Dance energies amalgamate as Pan – or Puck? – bewitches in rapid tryst and fracas with dancers’ flying couplings promptly dissolved to reconstitute in yet another form. An abstract reference to nature is also found in the lighting design, inspired by the colour field paintings of Mark Rothko.
The most balletic of the works in the Showcase, Nepia’s La Valse provides a challenge, demanding precision, speed and expressive articulation in order to inhabit the choreography with the force of the music. This challenge is admirably taken up by animated and charged dancers as they strive to pre-empt and surf the force of Ravel’s oceanic score.
Those Left by Shona McCullagh
Gothic revival in more ways than one…
As a swaying wall of grey hooded figures pulses ominously upstage, I realise it’s a critical mass in more ways than one as Gorecki’s Quasi una Fantasia draws me hypnotically into Shona McCullagh’s choreographic spell.
Like a dusty flower caught in a single stream of light cutting through the gothic gloom, Hannah Tusker-Poland peels away and departs for downstage. As she approaches, something about her jet black hair and the uncensored challenge of her facial expression makes me wonder if Those Left has been created solely for this dangerous and distracting bloom…

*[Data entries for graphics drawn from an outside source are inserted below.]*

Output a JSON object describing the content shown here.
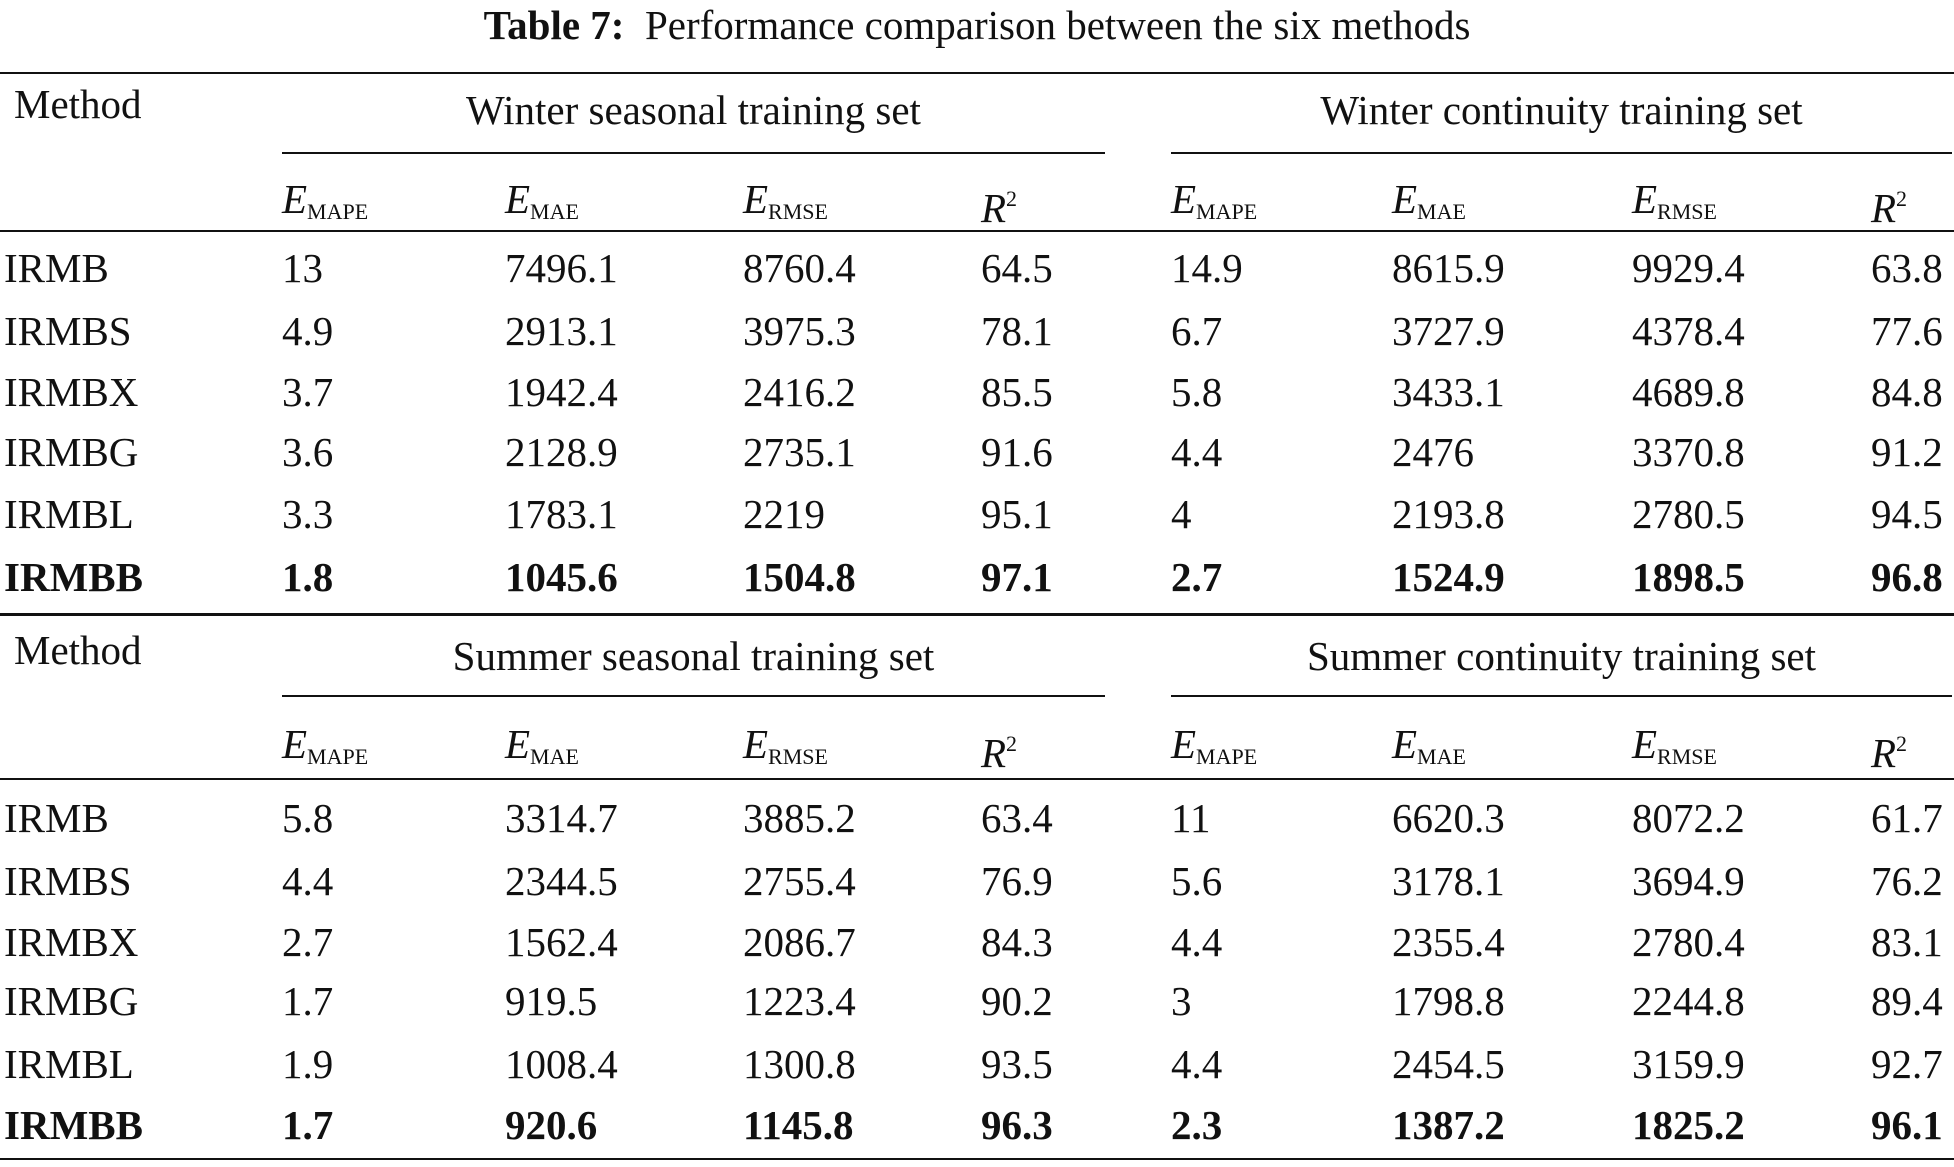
{
  "title": {
    "label": "Table 7:",
    "text": "Performance comparison between the six methods"
  },
  "blocks": [
    {
      "method_header": "Method",
      "groups": [
        {
          "title": "Winter seasonal training set",
          "columns": [
            {
              "base": "E",
              "sub": "MAPE"
            },
            {
              "base": "E",
              "sub": "MAE"
            },
            {
              "base": "E",
              "sub": "RMSE"
            },
            {
              "base": "R",
              "sup": "2"
            }
          ]
        },
        {
          "title": "Winter continuity training set",
          "columns": [
            {
              "base": "E",
              "sub": "MAPE"
            },
            {
              "base": "E",
              "sub": "MAE"
            },
            {
              "base": "E",
              "sub": "RMSE"
            },
            {
              "base": "R",
              "sup": "2"
            }
          ]
        }
      ],
      "rows": [
        {
          "method": "IRMB",
          "values": [
            "13",
            "7496.1",
            "8760.4",
            "64.5",
            "14.9",
            "8615.9",
            "9929.4",
            "63.8"
          ]
        },
        {
          "method": "IRMBS",
          "values": [
            "4.9",
            "2913.1",
            "3975.3",
            "78.1",
            "6.7",
            "3727.9",
            "4378.4",
            "77.6"
          ]
        },
        {
          "method": "IRMBX",
          "values": [
            "3.7",
            "1942.4",
            "2416.2",
            "85.5",
            "5.8",
            "3433.1",
            "4689.8",
            "84.8"
          ]
        },
        {
          "method": "IRMBG",
          "values": [
            "3.6",
            "2128.9",
            "2735.1",
            "91.6",
            "4.4",
            "2476",
            "3370.8",
            "91.2"
          ]
        },
        {
          "method": "IRMBL",
          "values": [
            "3.3",
            "1783.1",
            "2219",
            "95.1",
            "4",
            "2193.8",
            "2780.5",
            "94.5"
          ]
        },
        {
          "method": "IRMBB",
          "values": [
            "1.8",
            "1045.6",
            "1504.8",
            "97.1",
            "2.7",
            "1524.9",
            "1898.5",
            "96.8"
          ]
        }
      ]
    },
    {
      "method_header": "Method",
      "groups": [
        {
          "title": "Summer seasonal training set",
          "columns": [
            {
              "base": "E",
              "sub": "MAPE"
            },
            {
              "base": "E",
              "sub": "MAE"
            },
            {
              "base": "E",
              "sub": "RMSE"
            },
            {
              "base": "R",
              "sup": "2"
            }
          ]
        },
        {
          "title": "Summer continuity training set",
          "columns": [
            {
              "base": "E",
              "sub": "MAPE"
            },
            {
              "base": "E",
              "sub": "MAE"
            },
            {
              "base": "E",
              "sub": "RMSE"
            },
            {
              "base": "R",
              "sup": "2"
            }
          ]
        }
      ],
      "rows": [
        {
          "method": "IRMB",
          "values": [
            "5.8",
            "3314.7",
            "3885.2",
            "63.4",
            "11",
            "6620.3",
            "8072.2",
            "61.7"
          ]
        },
        {
          "method": "IRMBS",
          "values": [
            "4.4",
            "2344.5",
            "2755.4",
            "76.9",
            "5.6",
            "3178.1",
            "3694.9",
            "76.2"
          ]
        },
        {
          "method": "IRMBX",
          "values": [
            "2.7",
            "1562.4",
            "2086.7",
            "84.3",
            "4.4",
            "2355.4",
            "2780.4",
            "83.1"
          ]
        },
        {
          "method": "IRMBG",
          "values": [
            "1.7",
            "919.5",
            "1223.4",
            "90.2",
            "3",
            "1798.8",
            "2244.8",
            "89.4"
          ]
        },
        {
          "method": "IRMBL",
          "values": [
            "1.9",
            "1008.4",
            "1300.8",
            "93.5",
            "4.4",
            "2454.5",
            "3159.9",
            "92.7"
          ]
        },
        {
          "method": "IRMBB",
          "values": [
            "1.7",
            "920.6",
            "1145.8",
            "96.3",
            "2.3",
            "1387.2",
            "1825.2",
            "96.1"
          ]
        }
      ]
    }
  ]
}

A dark sensuality and macabre movement vocabulary distinguishing Those Left is beautifully accentuated by the partially revealing nature of the costumes in this work. This effect is complemented by McCullagh’s comic use of time as, with a touch of The Bride of Frankenstein, a ‘gothic revival’ is enacted in a number of ways throughout the work.
I am much impressed by this choreographic trick of turning things on their head, as well as the collapsed cadavers’ special effect of springing back to life via a playful inversion of the human form, respectively as architectural spire and gothic arch.
High praise for this captivating, youthful work as it concludes the 2008 Showcase in an unexpected and delightful style.